Research | Baycrest

Research Excellence

Research Excellence

Dr. Cheryl GradyIn 2010, Dr. Cheryl Grady continued Baycrest’s tradition of excellence in research. The main focus of her current work is “cognitive aging” – specifically, how aging affects brain activity during cognitive tasks and how these differences may affect behaviour.

Over the past 14 years, Dr. Grady’s research has spanned many areas, from how our ability to recall faces changes with aging to how neural networks function across time. She has also explored how aging affects our ability to “process” and recognize faces and also what effects lifelong experiences such as bilingualism have on the brain.

Another research focus has been on “social cognition” – how people process social information, especially its encoding, storage, retrieval, and application to social situations. Recent studies have found that brain injury and illness (particularly if they affect the frontal lobes) can adversely affect people’s social judgements and how they interact with others. Problems in this area are often the trigger for moving a person into a long-term care setting.

One of Dr. Grady’s more recent interests is the variability of brain activity which is reduced in older adults and has been linked to poorer and less stable performance on memory tests. “We hope our findings will allow us to design better methods of rehabilitation by identifying the brain mechanisms underlying behavioural difficulties in older adults,” she says.

In 2010, one of Dr. Grady’s papers, reporting on a project exploring large-scale brain network activity in older adults, won the Donald T. Stuss Award for Research Excellence.

Dr. Morris MoscovitchWhen Dr. Morris Moscovitch first started doing research at Baycrest in the late 1980s, the Rotman Research Institute didn’t exist. “The early days were challenging,” he recalls. “But we had great leaders like Dr. Don Stuss and Dr. Morris Freedman who were eventually able to attract excellent scientists to join us. With the support of Joe Rotman and Baycrest, we soon had the feeling that we were actually leading the field.”
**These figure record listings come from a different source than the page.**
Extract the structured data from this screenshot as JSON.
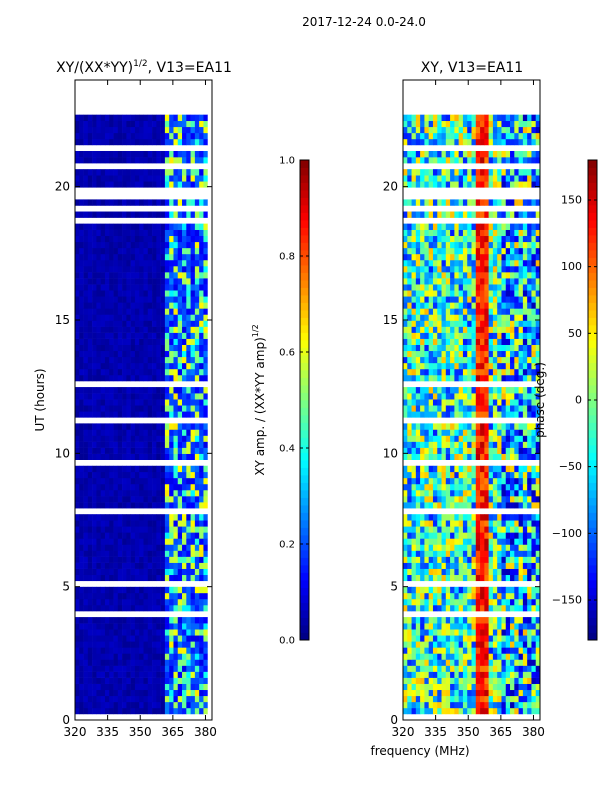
{
  "suptitle": "2017-12-24 0.0-24.0",
  "shared_xlabel": "frequency (MHz)",
  "chart_data": [
    {
      "type": "heatmap",
      "title": "XY/(XX*YY)",
      "title_sup": "1/2",
      "title_tail": ", V13=EA11",
      "xlabel": "",
      "ylabel": "UT (hours)",
      "xlim": [
        320,
        383
      ],
      "ylim": [
        0,
        24
      ],
      "xticks": [
        "320",
        "335",
        "350",
        "365",
        "380"
      ],
      "xtick_values": [
        320,
        335,
        350,
        365,
        380
      ],
      "yticks": [
        "0",
        "5",
        "10",
        "15",
        "20"
      ],
      "ytick_values": [
        0,
        5,
        10,
        15,
        20
      ],
      "data_extent_hours": [
        0,
        22.7
      ],
      "colorbar": {
        "label": "XY amp. / (XX*YY amp)",
        "label_sup": "1/2",
        "range": [
          0.0,
          1.0
        ],
        "ticks": [
          "0.0",
          "0.2",
          "0.4",
          "0.6",
          "0.8",
          "1.0"
        ],
        "tick_values": [
          0.0,
          0.2,
          0.4,
          0.6,
          0.8,
          1.0
        ],
        "colormap": "jet"
      }
    },
    {
      "type": "heatmap",
      "title": "XY, V13=EA11",
      "xlabel": "frequency (MHz)",
      "ylabel": "",
      "xlim": [
        320,
        383
      ],
      "ylim": [
        0,
        24
      ],
      "xticks": [
        "320",
        "335",
        "350",
        "365",
        "380"
      ],
      "xtick_values": [
        320,
        335,
        350,
        365,
        380
      ],
      "yticks": [
        "0",
        "5",
        "10",
        "15",
        "20"
      ],
      "ytick_values": [
        0,
        5,
        10,
        15,
        20
      ],
      "data_extent_hours": [
        0,
        22.7
      ],
      "colorbar": {
        "label": "phase (deg.)",
        "range": [
          -180,
          180
        ],
        "ticks": [
          "−150",
          "−100",
          "−50",
          "0",
          "50",
          "100",
          "150"
        ],
        "tick_values": [
          -150,
          -100,
          -50,
          0,
          50,
          100,
          150
        ],
        "colormap": "jet"
      }
    }
  ]
}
Over the past 25 years, Dr. Moscovitch has built an impressive body of research in the areas of memory, attention, and face-recognition. He currently heads the University of Toronto’s Human Neuropsychology and Cognitive Science Lab where scientists study neurologically normal people and those with brain damage related to stroke, head injury and Alzheimer’s disease.
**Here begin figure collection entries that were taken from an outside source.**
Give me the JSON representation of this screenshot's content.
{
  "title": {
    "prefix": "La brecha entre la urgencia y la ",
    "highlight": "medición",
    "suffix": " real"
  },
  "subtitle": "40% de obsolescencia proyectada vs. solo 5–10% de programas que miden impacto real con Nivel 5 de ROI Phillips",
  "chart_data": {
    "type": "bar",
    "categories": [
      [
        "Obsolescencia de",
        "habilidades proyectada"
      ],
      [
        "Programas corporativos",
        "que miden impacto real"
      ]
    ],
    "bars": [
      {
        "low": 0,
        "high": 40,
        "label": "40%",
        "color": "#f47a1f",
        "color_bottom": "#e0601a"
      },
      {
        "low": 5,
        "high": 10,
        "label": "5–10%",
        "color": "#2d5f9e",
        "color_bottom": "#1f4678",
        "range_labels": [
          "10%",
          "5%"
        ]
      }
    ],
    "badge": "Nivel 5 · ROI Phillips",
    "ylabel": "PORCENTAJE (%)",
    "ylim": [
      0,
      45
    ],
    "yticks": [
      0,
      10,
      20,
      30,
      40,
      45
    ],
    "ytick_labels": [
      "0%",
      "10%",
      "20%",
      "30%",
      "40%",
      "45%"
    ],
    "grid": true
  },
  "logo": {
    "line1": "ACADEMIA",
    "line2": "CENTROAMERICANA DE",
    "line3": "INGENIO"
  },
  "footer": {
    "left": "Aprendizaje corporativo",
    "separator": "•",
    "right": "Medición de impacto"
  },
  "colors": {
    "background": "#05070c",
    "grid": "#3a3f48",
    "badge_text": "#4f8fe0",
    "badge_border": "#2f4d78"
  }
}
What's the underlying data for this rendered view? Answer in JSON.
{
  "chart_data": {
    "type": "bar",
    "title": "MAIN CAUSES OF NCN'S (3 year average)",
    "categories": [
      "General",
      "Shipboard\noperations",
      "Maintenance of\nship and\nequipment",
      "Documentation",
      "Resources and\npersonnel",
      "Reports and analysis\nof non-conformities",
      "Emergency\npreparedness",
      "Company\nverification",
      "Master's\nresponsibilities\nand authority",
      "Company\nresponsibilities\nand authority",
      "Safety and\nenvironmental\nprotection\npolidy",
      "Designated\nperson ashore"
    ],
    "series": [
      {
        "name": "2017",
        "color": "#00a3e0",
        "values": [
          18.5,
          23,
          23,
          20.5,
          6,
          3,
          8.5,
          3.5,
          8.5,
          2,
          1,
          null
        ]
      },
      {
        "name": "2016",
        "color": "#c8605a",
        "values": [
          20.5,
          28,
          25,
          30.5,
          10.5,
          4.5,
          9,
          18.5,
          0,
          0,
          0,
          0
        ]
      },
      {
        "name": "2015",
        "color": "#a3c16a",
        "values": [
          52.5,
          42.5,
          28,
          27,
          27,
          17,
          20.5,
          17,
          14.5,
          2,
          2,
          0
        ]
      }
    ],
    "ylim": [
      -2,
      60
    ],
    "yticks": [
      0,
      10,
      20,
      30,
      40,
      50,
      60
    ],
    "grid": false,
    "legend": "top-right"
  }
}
Dr. Moscovitch is known spe¬cifically for his work on the frontal lobes and a brain structure called the hippocampus which is likely involved in memory and attention. He is currently conducting research on face and object recognition in young and old adults and in people with specific brain injuries that selectively affect their ability to recognize faces, objects or words. “The goal is to figure out what distinguishes the perception of one kind of material from another,” he explains.

Dr. Moscovitch currently sits on the editorial boards of prominent research journals including Neuropsycho-logia, Cortex, Cognitive Neuro-psychology, and Brain Research.

Dr. Jennifer RyanDr. Jennifer Ryan is studying memory performance in younger and older adults, using specialized equipment to track eye move¬ments. While others have studied eye movement to examine atten¬tion, Dr. Ryan believes she and her colleagues are the first to use it as a tool to explore memory.

She explains that different regions of the brain work together to support different kinds of memory. For instance, one area is responsible for taking in information about faces or objects and associating them with names. Another part of the brain helps us remember how to perform motor tasks, like riding a bike or knitting a scarf.

“I’m interested in looking at how different neural systems cooperate to support memory – and how they break down when there is cognitive impairment,” Dr. Ryan explains.

To carry out her research, Ryan uses eye-movement monitoring, a technique taken from psychology, and an imaging technique called magnetoencephalography (MEG that measures the magnetic fields produced by electrical activity in the brain.

She is one of the first scientists to combine these technologies and believes that doing so will yield original and useful information.  “Eye-movement monitoring is based on the idea that our eyes are attracted to areas of the environment that have changed,” she explains. “MEG allows us to look at which regions of the brain are ‘on’ while the subject is asked to think about or remember something. We can then associate different kinds of memory and certain areas of the brain.”

In one study published in 2010, Dr. Ryan and her colleagues noted eye movements that occurred when people were shown a never-before-seen image on a computer screen and compared them to eye movements that occurred when the same people were shown an image they had seen previously. “We were also able to pick up subtle changes in eye movements when subjects were shown an image identical to one they had seen before – a horse standing in a pasture – and then shown a very similar image but with an altered detail – the same horse wearing a saddle,” she explains.

Dr. Ryan believes that studying how memory systems work may improve our understanding of how memory is organized more generally and lead to better methods for helping people with memory deficits due to aging, injury and illnesses.